DINHEIRO ? Sua linha de pensamento tinha um defensor no governo, o ministro Alcides Tápias. A saída dele acabou com as esperanças de mudança na linha adotada por Brasília?
STAUB ? Ele não encontrou espaço lá. Saiu aparentemente frustrado. No aspecto de desenvolvimento, esse governo acabou. Eles não lêem e não querem ler nossas propostas. Ficam tão preocupados em acompanhar a situação internacional e o dólar minuto a minuto que não têm tempo nem coragem de discutir. O Fernando Henrique e o Malan antes do governo tinham uma posição e terão outra quando saírem. O próprio presidente reconhece a existência de dois FHC: o governante e o sociólogo. O sociólogo tem idéias próximas às nossas.
DINHEIRO ? Algum candidato se alinha mais com suas idéias?
STAUB ? Quase todos estão comprometidos com a produção.
DINHEIRO ? O José Serra seria o caso?
STAUB ? Tem vários.
DINHEIRO ? O senhor votaria no Malan?
STAUB ? Não.
DINHEIRO ? E no Lula?
STAUB ? Votaria em vários, mas no Malan, não. Seria a continuidade do que está aí e isso está levando o Brasil a se transformar numa Argentina. Queremos uma agenda para o desenvolvimento. O industrial pessoa física está bem. O interesse da indústria e da produção é do interesse do trabalhador, do emprego. Hoje a
política econômica é voltada para privilegiar o investidor
estrangeiro porque tem de fechar o caixa diariamente. Isso tem
de acabar, pois não dá para viver com a exclusão social. Não dá para conviver com manchetes de que os bancos nunca tiveram lucros tão bons como os desse semestre. Isso é inversão total
das prioridades da política econômica brasileira. Esse circuito
deve ser mudado e o Malan não vai fazer isso.
DINHEIRO ? Os empresários têm mais simpatia por algum dos candidatos?
STAUB ? Nosso partido é o Partido da Produção Brasileiro. Quem vai emplacar são os partidos. Com o conhecimento que têm da economia real, os empresários podem contribuir na elaboração do plano de governo no interesse nacional. Não tenho pretensão de fazer um candidato e fazê-lo presidente. A experiência Collor deveria servir como lição para quem pensa assim.
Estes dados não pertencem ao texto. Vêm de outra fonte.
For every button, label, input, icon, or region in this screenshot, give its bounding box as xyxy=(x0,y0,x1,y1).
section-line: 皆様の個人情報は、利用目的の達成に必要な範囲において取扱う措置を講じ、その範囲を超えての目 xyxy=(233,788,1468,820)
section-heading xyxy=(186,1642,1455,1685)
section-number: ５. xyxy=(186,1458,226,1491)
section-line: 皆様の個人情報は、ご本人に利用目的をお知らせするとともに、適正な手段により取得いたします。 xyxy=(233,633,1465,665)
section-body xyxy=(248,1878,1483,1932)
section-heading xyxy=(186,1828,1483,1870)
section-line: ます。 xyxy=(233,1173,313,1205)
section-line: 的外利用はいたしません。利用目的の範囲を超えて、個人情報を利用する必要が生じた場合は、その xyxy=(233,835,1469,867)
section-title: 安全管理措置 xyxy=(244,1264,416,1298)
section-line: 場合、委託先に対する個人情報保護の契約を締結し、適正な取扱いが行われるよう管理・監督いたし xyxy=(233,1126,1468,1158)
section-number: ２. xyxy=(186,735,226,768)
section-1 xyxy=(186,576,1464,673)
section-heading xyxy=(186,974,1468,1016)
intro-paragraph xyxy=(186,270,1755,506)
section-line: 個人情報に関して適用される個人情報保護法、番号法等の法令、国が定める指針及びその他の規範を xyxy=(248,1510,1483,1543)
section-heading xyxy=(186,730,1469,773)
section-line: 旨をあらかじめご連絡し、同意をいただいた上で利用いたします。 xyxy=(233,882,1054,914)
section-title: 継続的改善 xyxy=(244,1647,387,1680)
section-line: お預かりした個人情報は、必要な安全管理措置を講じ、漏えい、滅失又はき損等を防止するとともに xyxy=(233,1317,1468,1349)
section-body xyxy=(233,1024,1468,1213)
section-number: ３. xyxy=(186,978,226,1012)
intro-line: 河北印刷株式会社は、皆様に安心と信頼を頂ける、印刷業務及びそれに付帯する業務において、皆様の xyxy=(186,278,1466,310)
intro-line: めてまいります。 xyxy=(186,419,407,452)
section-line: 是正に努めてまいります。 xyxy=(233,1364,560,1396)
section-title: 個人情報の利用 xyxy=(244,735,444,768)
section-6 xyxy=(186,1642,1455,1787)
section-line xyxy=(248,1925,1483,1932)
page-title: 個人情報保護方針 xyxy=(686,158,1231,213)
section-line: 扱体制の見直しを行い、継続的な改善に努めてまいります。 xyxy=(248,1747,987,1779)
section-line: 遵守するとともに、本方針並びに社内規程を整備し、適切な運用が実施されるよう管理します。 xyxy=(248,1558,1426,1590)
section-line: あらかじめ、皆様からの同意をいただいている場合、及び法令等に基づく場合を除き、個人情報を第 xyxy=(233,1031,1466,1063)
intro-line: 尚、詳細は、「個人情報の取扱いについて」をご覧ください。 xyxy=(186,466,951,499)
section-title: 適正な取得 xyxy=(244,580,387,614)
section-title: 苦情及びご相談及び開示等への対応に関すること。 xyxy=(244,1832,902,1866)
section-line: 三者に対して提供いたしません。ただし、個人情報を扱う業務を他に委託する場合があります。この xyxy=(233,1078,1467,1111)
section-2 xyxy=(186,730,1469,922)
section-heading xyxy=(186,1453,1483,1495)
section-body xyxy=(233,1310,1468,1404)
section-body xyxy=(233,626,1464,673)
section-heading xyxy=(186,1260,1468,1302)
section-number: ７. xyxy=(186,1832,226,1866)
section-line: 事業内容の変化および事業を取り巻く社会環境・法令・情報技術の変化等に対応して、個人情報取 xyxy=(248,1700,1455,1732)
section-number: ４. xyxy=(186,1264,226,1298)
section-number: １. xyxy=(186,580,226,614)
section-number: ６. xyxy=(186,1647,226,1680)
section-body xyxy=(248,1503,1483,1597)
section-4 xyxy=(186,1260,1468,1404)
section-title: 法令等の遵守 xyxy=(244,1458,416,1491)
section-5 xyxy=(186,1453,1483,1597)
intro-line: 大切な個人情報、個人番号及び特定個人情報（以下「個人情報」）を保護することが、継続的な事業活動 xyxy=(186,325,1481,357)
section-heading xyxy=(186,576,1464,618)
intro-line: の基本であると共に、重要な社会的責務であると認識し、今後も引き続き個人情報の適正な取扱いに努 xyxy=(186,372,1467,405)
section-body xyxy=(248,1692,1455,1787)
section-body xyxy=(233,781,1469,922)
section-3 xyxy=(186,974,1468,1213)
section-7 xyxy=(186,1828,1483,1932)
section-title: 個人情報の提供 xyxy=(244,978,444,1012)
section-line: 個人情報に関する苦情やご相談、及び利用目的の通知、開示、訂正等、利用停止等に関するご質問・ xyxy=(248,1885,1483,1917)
Ele era um candidato artificial.
DINHEIRO ? Se os empresários não tivessem papel importante, os candidatos não viriam jantar com vocês, mesmo porque tem a questão do apoio financeiro da campanha.
STAUB ? Os empresários vão olhar com mais cuidado para isso do que no passado. O dinheiro era dado com muita facilidade, sem olhar o programa, sem um compromisso com o programa. Isso é um aprendizado. As contribuições vão ser em cima de quem o empresário quiser apostar. Há instituições que dão dinheiro para todos os candidatos, o que é muito esquisito.